Carlos Carreiras entrou nesta conversa com a Vichyssoise, na rádio Observador, a partir da Câmara de Cascais que lidera desde 2013. Está a preparar-se para a última candidatura ao cargo executivo que diz ser o único que está disponível para exercer. Depois disso quer ir arranjar forma de ter “uma reforma serena” e, por isso, “voltar novamente a trabalhar”. E se dúvidas houvesse, garante: se vencer estas eleições, é para ficar os quatro anos.

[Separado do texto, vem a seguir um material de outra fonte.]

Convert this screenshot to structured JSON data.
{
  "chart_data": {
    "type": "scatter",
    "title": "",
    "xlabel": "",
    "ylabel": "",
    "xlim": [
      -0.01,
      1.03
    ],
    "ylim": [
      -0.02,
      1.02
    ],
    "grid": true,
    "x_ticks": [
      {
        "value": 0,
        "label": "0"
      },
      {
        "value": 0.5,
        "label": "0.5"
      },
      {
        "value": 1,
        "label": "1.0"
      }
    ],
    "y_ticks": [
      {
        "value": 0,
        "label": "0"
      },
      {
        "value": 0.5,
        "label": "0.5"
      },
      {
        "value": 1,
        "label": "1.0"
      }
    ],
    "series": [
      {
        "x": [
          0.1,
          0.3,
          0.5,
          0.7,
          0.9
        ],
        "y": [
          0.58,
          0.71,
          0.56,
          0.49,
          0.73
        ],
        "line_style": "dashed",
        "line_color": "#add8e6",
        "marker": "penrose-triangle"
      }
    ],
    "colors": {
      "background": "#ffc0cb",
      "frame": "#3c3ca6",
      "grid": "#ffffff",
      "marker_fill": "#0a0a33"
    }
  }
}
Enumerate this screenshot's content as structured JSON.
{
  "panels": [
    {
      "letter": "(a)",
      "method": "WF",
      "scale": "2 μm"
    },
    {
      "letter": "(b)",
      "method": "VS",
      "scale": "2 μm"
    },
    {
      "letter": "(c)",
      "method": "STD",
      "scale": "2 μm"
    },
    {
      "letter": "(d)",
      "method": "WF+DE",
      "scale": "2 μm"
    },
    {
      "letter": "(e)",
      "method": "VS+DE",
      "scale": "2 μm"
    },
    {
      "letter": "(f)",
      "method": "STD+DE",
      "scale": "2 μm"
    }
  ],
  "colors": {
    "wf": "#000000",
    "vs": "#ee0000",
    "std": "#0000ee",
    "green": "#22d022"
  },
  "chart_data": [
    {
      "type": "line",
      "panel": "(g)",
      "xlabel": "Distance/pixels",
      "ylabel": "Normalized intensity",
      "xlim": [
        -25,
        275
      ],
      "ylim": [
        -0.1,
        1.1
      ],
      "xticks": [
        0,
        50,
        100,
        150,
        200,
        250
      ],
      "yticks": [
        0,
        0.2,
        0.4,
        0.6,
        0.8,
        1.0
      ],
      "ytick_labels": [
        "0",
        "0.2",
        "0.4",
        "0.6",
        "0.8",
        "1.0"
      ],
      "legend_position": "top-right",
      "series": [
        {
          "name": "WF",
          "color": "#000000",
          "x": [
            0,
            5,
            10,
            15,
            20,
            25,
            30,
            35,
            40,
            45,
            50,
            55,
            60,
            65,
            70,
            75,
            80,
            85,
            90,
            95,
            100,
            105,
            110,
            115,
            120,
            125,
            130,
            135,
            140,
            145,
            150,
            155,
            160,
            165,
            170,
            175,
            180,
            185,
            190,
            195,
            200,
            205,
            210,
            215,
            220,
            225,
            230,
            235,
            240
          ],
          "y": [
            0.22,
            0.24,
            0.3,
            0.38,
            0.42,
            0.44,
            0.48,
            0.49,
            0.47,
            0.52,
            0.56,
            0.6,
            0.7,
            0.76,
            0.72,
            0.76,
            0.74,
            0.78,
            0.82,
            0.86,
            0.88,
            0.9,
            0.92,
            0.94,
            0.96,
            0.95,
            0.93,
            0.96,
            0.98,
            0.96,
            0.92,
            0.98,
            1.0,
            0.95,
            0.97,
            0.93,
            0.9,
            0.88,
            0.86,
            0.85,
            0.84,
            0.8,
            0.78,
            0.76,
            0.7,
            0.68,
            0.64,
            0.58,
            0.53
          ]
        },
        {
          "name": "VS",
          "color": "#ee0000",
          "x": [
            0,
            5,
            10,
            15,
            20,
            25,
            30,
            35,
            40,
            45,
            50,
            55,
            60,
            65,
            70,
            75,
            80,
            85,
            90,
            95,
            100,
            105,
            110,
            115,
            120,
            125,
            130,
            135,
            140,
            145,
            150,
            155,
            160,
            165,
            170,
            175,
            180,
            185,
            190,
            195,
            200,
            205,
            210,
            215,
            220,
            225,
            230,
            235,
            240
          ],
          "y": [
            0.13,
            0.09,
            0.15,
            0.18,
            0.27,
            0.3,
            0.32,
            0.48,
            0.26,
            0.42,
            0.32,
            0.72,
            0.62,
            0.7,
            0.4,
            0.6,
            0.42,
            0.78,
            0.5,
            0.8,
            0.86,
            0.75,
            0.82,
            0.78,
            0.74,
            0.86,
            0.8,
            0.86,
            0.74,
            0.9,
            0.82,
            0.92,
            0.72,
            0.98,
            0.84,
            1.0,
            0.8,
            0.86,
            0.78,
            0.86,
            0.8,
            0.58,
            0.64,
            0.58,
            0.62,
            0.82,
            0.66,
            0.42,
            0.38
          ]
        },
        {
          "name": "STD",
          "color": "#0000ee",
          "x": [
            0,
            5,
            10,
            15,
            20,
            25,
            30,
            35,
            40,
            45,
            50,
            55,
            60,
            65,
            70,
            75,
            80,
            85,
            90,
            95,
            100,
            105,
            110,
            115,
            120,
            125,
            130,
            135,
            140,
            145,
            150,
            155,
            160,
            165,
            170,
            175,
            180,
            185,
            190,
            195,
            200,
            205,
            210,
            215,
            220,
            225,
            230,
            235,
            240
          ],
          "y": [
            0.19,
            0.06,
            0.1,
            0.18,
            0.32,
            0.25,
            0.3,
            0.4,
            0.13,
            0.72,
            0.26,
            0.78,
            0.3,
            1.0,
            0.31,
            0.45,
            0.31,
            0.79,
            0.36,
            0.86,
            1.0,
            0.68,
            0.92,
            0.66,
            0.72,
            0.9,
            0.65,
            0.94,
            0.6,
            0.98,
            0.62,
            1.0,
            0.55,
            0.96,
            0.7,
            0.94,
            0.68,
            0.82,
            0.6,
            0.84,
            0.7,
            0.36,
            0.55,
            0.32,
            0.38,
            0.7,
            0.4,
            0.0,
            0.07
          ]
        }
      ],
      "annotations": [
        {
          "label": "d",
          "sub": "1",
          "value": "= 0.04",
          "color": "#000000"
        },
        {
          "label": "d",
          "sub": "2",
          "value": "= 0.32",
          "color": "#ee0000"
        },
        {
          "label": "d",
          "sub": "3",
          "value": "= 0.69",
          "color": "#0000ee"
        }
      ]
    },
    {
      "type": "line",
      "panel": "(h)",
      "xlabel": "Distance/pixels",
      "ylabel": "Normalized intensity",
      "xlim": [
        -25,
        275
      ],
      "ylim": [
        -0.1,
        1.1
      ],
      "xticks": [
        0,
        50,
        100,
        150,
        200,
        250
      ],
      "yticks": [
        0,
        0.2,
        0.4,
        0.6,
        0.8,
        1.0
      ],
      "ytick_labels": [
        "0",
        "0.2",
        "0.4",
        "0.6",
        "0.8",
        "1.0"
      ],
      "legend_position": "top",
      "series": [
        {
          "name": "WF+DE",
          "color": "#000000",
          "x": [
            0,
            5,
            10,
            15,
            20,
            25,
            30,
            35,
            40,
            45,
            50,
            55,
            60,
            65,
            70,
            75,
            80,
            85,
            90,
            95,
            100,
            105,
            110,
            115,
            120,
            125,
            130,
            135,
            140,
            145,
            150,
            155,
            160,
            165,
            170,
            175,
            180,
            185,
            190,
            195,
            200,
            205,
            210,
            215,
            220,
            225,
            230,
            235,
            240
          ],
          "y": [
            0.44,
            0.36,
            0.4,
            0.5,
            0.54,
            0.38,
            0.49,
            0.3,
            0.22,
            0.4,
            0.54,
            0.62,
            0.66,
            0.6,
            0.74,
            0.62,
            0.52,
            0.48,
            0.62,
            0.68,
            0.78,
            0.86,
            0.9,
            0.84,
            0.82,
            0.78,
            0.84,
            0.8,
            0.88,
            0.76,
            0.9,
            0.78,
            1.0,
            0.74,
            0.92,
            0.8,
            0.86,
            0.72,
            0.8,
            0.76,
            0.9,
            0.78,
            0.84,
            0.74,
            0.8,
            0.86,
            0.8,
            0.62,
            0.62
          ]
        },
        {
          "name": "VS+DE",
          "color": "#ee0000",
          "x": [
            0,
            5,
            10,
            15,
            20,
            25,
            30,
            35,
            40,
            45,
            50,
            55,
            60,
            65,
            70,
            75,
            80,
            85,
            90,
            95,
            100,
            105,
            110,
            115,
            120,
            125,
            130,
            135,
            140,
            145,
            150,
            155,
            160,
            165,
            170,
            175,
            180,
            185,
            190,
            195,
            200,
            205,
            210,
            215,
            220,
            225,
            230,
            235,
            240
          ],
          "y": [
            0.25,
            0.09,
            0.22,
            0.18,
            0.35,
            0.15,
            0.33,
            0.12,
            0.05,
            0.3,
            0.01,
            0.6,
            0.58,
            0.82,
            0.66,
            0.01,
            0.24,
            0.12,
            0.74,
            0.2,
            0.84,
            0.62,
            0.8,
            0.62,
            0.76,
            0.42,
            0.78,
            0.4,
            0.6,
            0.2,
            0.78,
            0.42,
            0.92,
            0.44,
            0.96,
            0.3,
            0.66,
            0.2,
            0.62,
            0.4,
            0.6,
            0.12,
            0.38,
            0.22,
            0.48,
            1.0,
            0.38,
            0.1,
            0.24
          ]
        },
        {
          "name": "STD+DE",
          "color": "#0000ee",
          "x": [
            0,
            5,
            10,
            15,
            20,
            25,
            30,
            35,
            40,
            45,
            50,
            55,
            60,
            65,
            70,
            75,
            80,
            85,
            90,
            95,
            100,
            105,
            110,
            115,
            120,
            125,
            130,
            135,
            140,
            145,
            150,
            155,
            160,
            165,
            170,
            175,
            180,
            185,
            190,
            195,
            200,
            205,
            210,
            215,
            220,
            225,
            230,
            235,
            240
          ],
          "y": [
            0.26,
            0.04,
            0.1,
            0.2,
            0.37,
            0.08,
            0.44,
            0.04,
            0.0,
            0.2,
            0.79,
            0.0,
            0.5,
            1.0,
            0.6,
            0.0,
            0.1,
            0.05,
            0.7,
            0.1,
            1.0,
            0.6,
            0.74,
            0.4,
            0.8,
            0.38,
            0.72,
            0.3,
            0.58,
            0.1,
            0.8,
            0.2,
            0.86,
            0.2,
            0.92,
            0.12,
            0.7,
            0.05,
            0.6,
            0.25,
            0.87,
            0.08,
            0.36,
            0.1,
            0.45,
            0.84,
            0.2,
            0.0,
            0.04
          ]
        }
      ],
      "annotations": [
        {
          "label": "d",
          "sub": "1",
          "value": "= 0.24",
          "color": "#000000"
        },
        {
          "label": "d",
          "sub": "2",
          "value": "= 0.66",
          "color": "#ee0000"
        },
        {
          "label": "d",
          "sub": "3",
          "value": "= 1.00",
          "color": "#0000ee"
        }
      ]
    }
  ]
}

O social-democrata não poupa críticas a Rui Rio e admite até “tristeza” com o rumo da atual liderança do partido. Apesar disso, não equaciona afastar-se ou concorrer numa candidatura independente e contra o seu partido de sempre. “O PSD faz parte do meu património pessoal, aprendi-o com o meu próprio pai”.
Quanto ao futuro de Rui Rio, Carreiras deixa uma ressalva: “Rui Rio tem condições para ser muito melhor primeiro-ministro que António Costa”. Mas há um pormenor. “O problema é que para se ser primeiro-ministro tem que se ganhar eleições”, recorda.
Depois do aviso de Rui Rio, tem-se portado bem ou é um dos que se arrisca a perder o apoio do partido nas próximas autárquicas?
Tenho 59 anos, este ano passo para a condição de sexagenário. Infelizmente, já não tenho o meu pai vivo e não consigo compreender como é que há uma afirmação dessa natureza por parte do presidente do partido. Não me vai condicionar absolutamente em nada e continuarei a ter exatamente a mesma atitude que sempre tive desde a fundação do PSD.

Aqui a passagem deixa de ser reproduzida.